Я сбросила с себя одело, села в постели и включила свет. Раз уж я не сплю, надо использовать это время с толком. Иначе так и буду крутиться без сна и к утру превращусь в комок нервов. Я посмотрела на часы: был почти час ночи. Значит, в Штатах сейчас день. Может, мне повезет на этот раз, и мама ответит на телефонный звонок? Говорят, третий раз — счастливый.
Я затаила дыхание, набирая номер. Я и не думала, что могу так хотеть услышать мамин голос — пусть даже пьяный, пусть язык у нее будет заплетаться. Пусть она будет орать на меня, пусть расплачется (хотя я никогда не могла спокойно выносить это) — я все стерплю. Только бы она взяла трубку!
И когда трубку на том конце подняли, я ахнула. Но голос, который ответил мне, был чужой.
— Дом Хатэвей.
Сердце у меня оборвалось. Боже мой! Почему трубку сняла не мама? Что с ней? Она больна? Попала в аварию? Умерла?
Все тело свело словно судорогой; горло перехватило, так что я едва могла прошептать:
— Где моя мама? С ней все в порядке?
Боже мой, пожалуйста, пожалуйста, пусть с ней все будет хорошо! Я не переживу, если из-за того, что я сбежала из дома, с ней случилось что-то плохое.
— Дана? — спросила женщина. Я все еще не узнавала ее голос.
— Да.
— Это Френсис, ваша соседка.
Теперь я узнала ее. Она всегда смотрела на маму свысока, и каждое ее утверждение звучало как вопрос.

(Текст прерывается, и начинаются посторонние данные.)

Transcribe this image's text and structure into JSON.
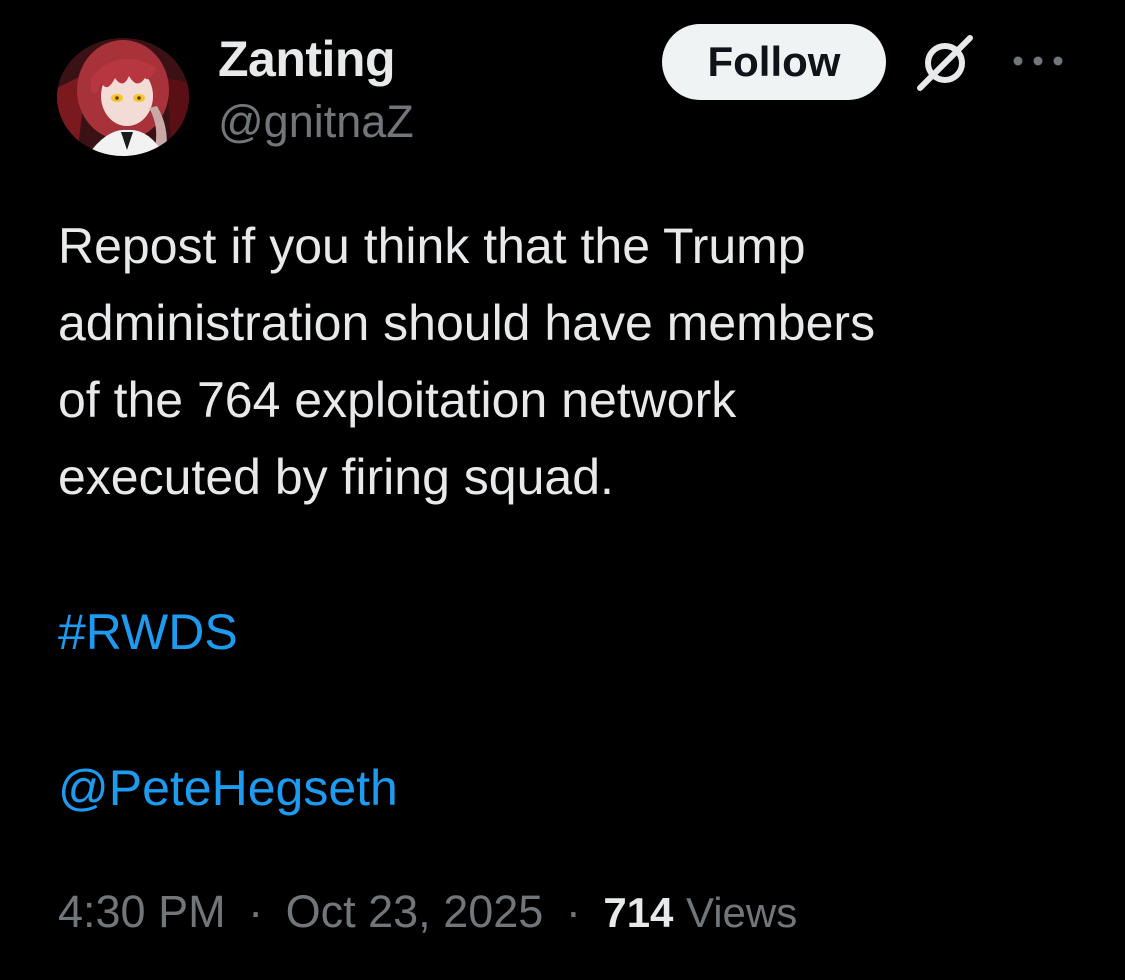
{
  "author": {
    "display_name": "Zanting",
    "handle": "@gnitnaZ",
    "avatar_icon": "anime-avatar"
  },
  "actions": {
    "follow_label": "Follow",
    "grok_icon": "grok-icon",
    "more_icon": "more-icon"
  },
  "tweet": {
    "text_lines": [
      "Repost if you think that the Trump",
      "administration should have members",
      "of the 764 exploitation network",
      "executed by firing squad."
    ],
    "hashtag": "#RWDS",
    "mention": "@PeteHegseth"
  },
  "meta": {
    "time": "4:30 PM",
    "separator": "·",
    "date": "Oct 23, 2025",
    "views_count": "714",
    "views_label": "Views"
  },
  "colors": {
    "background": "#000000",
    "text_primary": "#e7e9ea",
    "text_secondary": "#71767b",
    "link": "#1d9bf0",
    "follow_button_bg": "#eff3f4",
    "follow_button_text": "#0f1419"
  }
}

— Почему вы сняли трубку? — требовательно спросила я. — Где мама, что с ней?
— Дана, дорогая, не волнуйся. С мамой все в порядке. Конечно, ты перепугала ее до смерти, знаешь ли?
Меньше всего я хотела сейчас выслушивать упреки от нашей соседки, сующей свой нос куда не просят. Мне захотелось просочиться сквозь телефонную трубку и тряхнуть ее хорошенько.

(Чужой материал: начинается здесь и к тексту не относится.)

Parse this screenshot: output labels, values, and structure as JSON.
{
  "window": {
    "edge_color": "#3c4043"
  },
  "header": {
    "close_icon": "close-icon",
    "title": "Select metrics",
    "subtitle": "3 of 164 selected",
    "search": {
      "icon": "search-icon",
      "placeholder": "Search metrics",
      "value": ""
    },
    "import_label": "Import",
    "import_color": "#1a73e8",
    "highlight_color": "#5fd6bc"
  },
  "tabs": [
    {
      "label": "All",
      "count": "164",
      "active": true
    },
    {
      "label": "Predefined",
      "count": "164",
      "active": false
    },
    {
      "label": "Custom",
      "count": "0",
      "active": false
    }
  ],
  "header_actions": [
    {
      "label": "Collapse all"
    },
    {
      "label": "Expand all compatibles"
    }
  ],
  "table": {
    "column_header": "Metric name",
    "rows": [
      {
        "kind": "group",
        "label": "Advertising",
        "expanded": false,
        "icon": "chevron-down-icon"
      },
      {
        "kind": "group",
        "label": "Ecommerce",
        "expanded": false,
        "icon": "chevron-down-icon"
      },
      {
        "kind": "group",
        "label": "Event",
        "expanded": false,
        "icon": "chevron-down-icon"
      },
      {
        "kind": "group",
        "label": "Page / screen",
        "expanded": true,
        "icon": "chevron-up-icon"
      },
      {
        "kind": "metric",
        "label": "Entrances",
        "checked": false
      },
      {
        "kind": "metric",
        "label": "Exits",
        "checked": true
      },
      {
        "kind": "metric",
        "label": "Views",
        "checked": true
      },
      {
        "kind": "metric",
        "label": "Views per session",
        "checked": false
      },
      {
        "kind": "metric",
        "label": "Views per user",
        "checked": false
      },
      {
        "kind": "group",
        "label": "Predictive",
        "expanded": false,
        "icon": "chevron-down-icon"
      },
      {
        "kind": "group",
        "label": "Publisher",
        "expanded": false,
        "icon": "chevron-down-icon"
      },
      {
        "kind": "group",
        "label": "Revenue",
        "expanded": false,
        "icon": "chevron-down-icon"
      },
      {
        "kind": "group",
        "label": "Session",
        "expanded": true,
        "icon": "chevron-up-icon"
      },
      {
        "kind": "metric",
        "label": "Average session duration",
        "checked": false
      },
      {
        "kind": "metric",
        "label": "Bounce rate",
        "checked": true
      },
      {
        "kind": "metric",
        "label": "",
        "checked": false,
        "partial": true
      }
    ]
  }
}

— Пожалуйста, скажите, где она? — взмолилась я. Видимо, прозвучало это жалостливо, потому что Френсис решила не продолжать лекцию.
— Думаю, в данный момент она пролетает где-то над Атлантическим океаном.
— Что?
— Она отправилась в Авалон, чтобы найти тебя. А я тут поливаю цветы у вас дома.

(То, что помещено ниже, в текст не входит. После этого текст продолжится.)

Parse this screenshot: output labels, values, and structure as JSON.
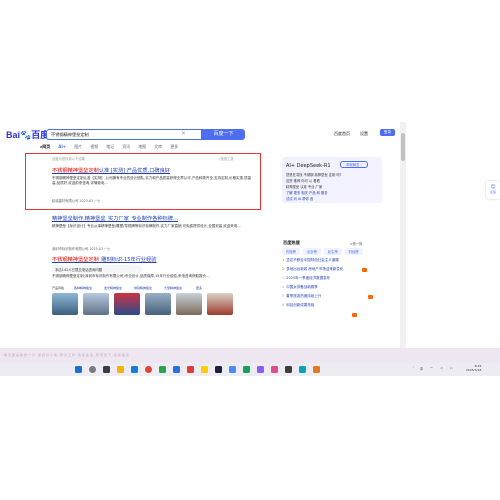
{
  "header": {
    "logo_bai": "Bai",
    "logo_du": "du",
    "logo_cn": "百度",
    "query": "不锈钢精神堡垒定制",
    "clear": "×",
    "search_button": "百度一下",
    "links": [
      "百度首页",
      "设置"
    ],
    "login": "登录"
  },
  "tabs": {
    "items": [
      "网页",
      "AI+",
      "图片",
      "视频",
      "笔记",
      "资讯",
      "地图",
      "文库",
      "更多"
    ],
    "tools": "搜索工具"
  },
  "results": [
    {
      "meta": "百度为您找到以下结果",
      "tools": "搜索工具",
      "title_pre": "不锈钢精神堡垒定制",
      "title_post": "认准 [实测] 产品优质,口碑良好",
      "desc": "不锈钢精神堡垒定制认准【实测】,公司拥有专业的设计团队,实力和产品质量获得业界认可,产品种类齐全,支持定制,价格实惠,质量高,品质好,欢迎前来咨询,详情致电...",
      "site": "精诚建材有限公司 2025-03",
      "ad": "广告"
    },
    {
      "title": "精神堡垒制作,精神堡垒_实力厂家_专业制作各种标牌...",
      "desc": "精神堡垒【标识设计】专业从事精神堡垒/雕塑/导视牌等标识标牌制作,实力厂家直销,可免费提供设计,全国安装,欢迎来电...",
      "site": "深圳市标识制作有限公司 2025-03",
      "ad": "广告"
    },
    {
      "title_pre": "不锈钢精神堡垒定制",
      "title_post": "_雕刻标识-15年行业经验",
      "bar": "本店142人已提交电话咨询问题",
      "desc": "不锈钢精神堡垒定制(深圳市标识制作有限公司)专业设计,品质保障,15年行业经验,来电咨询获取报价...",
      "captions": [
        "产品风格",
        "各种精神堡垒",
        "发光精神堡垒",
        "地铁精神堡垒",
        "大型精神堡垒",
        "更多"
      ]
    }
  ],
  "ai_box": {
    "title": "AI+ DeepSeek-R1",
    "button": "帮我解答 ›",
    "lines": [
      "您是在寻找 不锈钢 精神堡垒 定制 吗?",
      "这些 推荐 你可 以 看看",
      "精神堡垒 认准 专业 厂家",
      "了解 更多 相关 产品 和 服务",
      "试试 问 AI 帮你 选"
    ]
  },
  "hot": {
    "title": "百度热搜",
    "more": "换一换",
    "tabs": [
      "热搜榜",
      "北京榜",
      "民生榜",
      "财经榜"
    ],
    "items": [
      {
        "rank": "1",
        "text": "坚定不移走中国特色社会主义道路"
      },
      {
        "rank": "2",
        "text": "多地出台新政 房地产市场迎来新变化"
      },
      {
        "rank": "3",
        "text": "2025年一季度经济数据发布"
      },
      {
        "rank": "4",
        "text": "中国女排备战新赛季"
      },
      {
        "rank": "5",
        "text": "春季旅游热度持续上升"
      },
      {
        "rank": "6",
        "text": "科技创新成果亮相"
      }
    ]
  },
  "side_button": "反馈",
  "strip_text": "每天都是新的一天,保持好心情,努力工作,热爱生活,珍惜当下,感恩遇见",
  "taskbar": {
    "time": "8:25",
    "date": "2025/3/18",
    "tray": "中"
  },
  "colors": {
    "accent": "#4e6ef2",
    "link": "#2440b3",
    "highlight": "#e33333"
  }
}
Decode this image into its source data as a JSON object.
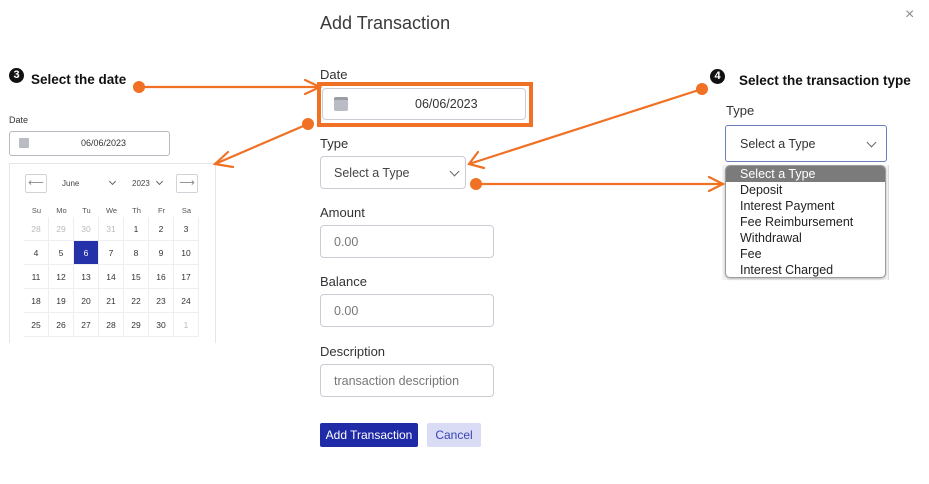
{
  "modal": {
    "title": "Add Transaction",
    "close_glyph": "×",
    "date_label": "Date",
    "date_value": "06/06/2023",
    "type_label": "Type",
    "type_value": "Select a Type",
    "amount_label": "Amount",
    "amount_placeholder": "0.00",
    "balance_label": "Balance",
    "balance_placeholder": "0.00",
    "description_label": "Description",
    "description_placeholder": "transaction description",
    "submit_label": "Add Transaction",
    "cancel_label": "Cancel"
  },
  "steps": {
    "date": {
      "number": "3",
      "text": "Select the date"
    },
    "type": {
      "number": "4",
      "text": "Select the transaction type"
    }
  },
  "left_panel": {
    "label": "Date",
    "value": "06/06/2023",
    "prev_glyph": "⟵",
    "next_glyph": "⟶",
    "month": "June",
    "year": "2023",
    "weekdays": [
      "Su",
      "Mo",
      "Tu",
      "We",
      "Th",
      "Fr",
      "Sa"
    ],
    "weeks": [
      [
        "28",
        "29",
        "30",
        "31",
        "1",
        "2",
        "3"
      ],
      [
        "4",
        "5",
        "6",
        "7",
        "8",
        "9",
        "10"
      ],
      [
        "11",
        "12",
        "13",
        "14",
        "15",
        "16",
        "17"
      ],
      [
        "18",
        "19",
        "20",
        "21",
        "22",
        "23",
        "24"
      ],
      [
        "25",
        "26",
        "27",
        "28",
        "29",
        "30",
        "1"
      ]
    ],
    "selected_day": "6"
  },
  "right_panel": {
    "label": "Type",
    "value": "Select a Type",
    "options": [
      "Select a Type",
      "Deposit",
      "Interest Payment",
      "Fee Reimbursement",
      "Withdrawal",
      "Fee",
      "Interest Charged"
    ],
    "active_option": "Select a Type"
  },
  "colors": {
    "accent_orange": "#f07024",
    "primary_button": "#1f2aa6",
    "secondary_button": "#d9dcf4",
    "selected_day": "#2431a8"
  }
}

У меня даже мысли замерли в голове. Правда, не настолько, чтобы не понять: Френсис оказалась у нас дома, чтобы порыться в наших вещах и вынюхать что-нибудь, потому что за те несколько часов, что мама отсутствует, цветы не успели бы завянуть.
— Мама летит в Авалон? — переспросила я, хотя и так поняла, что я верно расслышала.
— Да, будет у вас завтра. Она очень беспокоится за тебя, солнышко.
Фу, гадость какая! Френсис никогда в жизни не называла меня ни «солнышком», ни другими ласковыми словами. Кстати, как и остальные. Я просто не сближалась с людьми до такой степени. Но скажи я ей об этом, наш разговор только затянулся бы.
— Спасибо, что поливаете наши цветы, — сказала я. — А если мама вдруг позвонит вам, передайте, пожалуйста, чтобы она позвонила отцу домой. Я живу у него.
Я повесила трубку прежде, чем Френсис успела ответить. Да ну их, эти приличия. Мама летит в Авалон!
Я едва могла поверить в это. Во-первых, не верилось, что она смогла достаточно протрезветь, чтобы заказать билет на самолет. Во-вторых, не верилось, что она решила приехать, никого не предупредив заранее. Разве не лучше было предварительно позвонить? Я легко нашла в справочнике телефонный номер отца, она могла бы сделать то же самое.
Конечно, если бы она позвонила вчера, она бы меня не застала. Тут я подумала: а может, отец говорил с ней, но ничего мне не сказал?